Preparation And Function Study Of The Blocker Of An Important Signal Transduction Pathway In Rheumatoid Arthritis

Discoidin domain receptors (DDRs) belong to a kind of receptor protein tyrosine famlily. Protein tyrosine kinases (PTKs) play a significant role in cell signal transduction in cell proliferation and apoptosis.DDRs not only correlate with cell proliferation,but also with MMPs over expression.They participate in many cell physiology process,such as cell proliferation, differentiation, migration and celluar metabolism etc.especially play important roles in controlling cartilage cell proliferation and bones development.DDR2 is one of the most significant molecule in rheumatoid arthritis(RA) pathologic process.
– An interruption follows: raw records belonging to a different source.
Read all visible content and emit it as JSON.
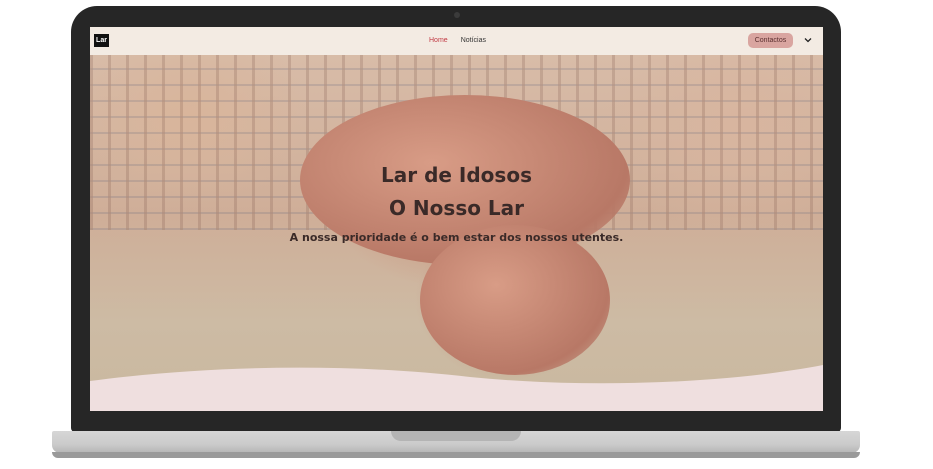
{
  "navbar": {
    "logo_text": "Lar",
    "links": [
      {
        "label": "Home",
        "active": true
      },
      {
        "label": "Notícias",
        "active": false
      }
    ],
    "contact_button": "Contactos",
    "menu_icon": "chevron-down-icon"
  },
  "hero": {
    "title_line1": "Lar de Idosos",
    "title_line2": "O Nosso Lar",
    "subtitle": "A nossa prioridade é o bem estar dos nossos utentes.",
    "image_description_icon": "elderly-hands-photo"
  },
  "colors": {
    "navbar_bg": "#f3ebe3",
    "active_link": "#c23a44",
    "contact_button_bg": "#d9a5a0",
    "wave_fill": "#efdfdf",
    "laptop_frame": "#262626"
  }
}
DDR2 is highly expressed in RA synovial cell and in high phosphorylation level.It can be activated by collagenⅡthen regulate the expression of matrix metalloproteinases (MMPs). MMPs gradually eroded joint cartilage,result in inreversible destruction of joint cartilage.So, we prepared and studied the blocker of collagenⅡ-DDR2-MMPs pathway,making sure it can function in interrupting constant expressing of MMPs mediated by DDR2.This method will provide a new drug in RA clinical treatment in future.Our study has obtained following results:1. We successfully constructed DDRs/IgG fusion express vector and expressed them in HEK293 cell and CHO cell.We expressed the fusion protein of DDR2 DS domain and IgG Fc fraction,DS domain is binding domain of DDR2 to collagenⅡ,we combine it with Fc because DDR2 DS domain will form a dimmer using the disulfide linkage of Fc, and it will competitively bind to collagenⅡand suppress the binding of natural receptor, thus block collagenⅡ-DDR2-MMPs pathway.2. We got a strong positive clone expressing fusion protein by stably transfecting and G418 slecting using CHO express system.3. Culturing the positive cell clone,we collected the cell cultural supernatant fluid and purificated them using Protein A. We successfully purificated the protein with concentrate 1.14μg/mL(7.98μg/107cell).4. ELISA and cell experiment indicated that the blocker we expressed has effective function.5. We constructed DDR2/Fc recombinant adenovirus vector and primaryily packaged the recombinant adenovirus, aiming for acquiring adenovirus with high titre and then transfecting RA animal model.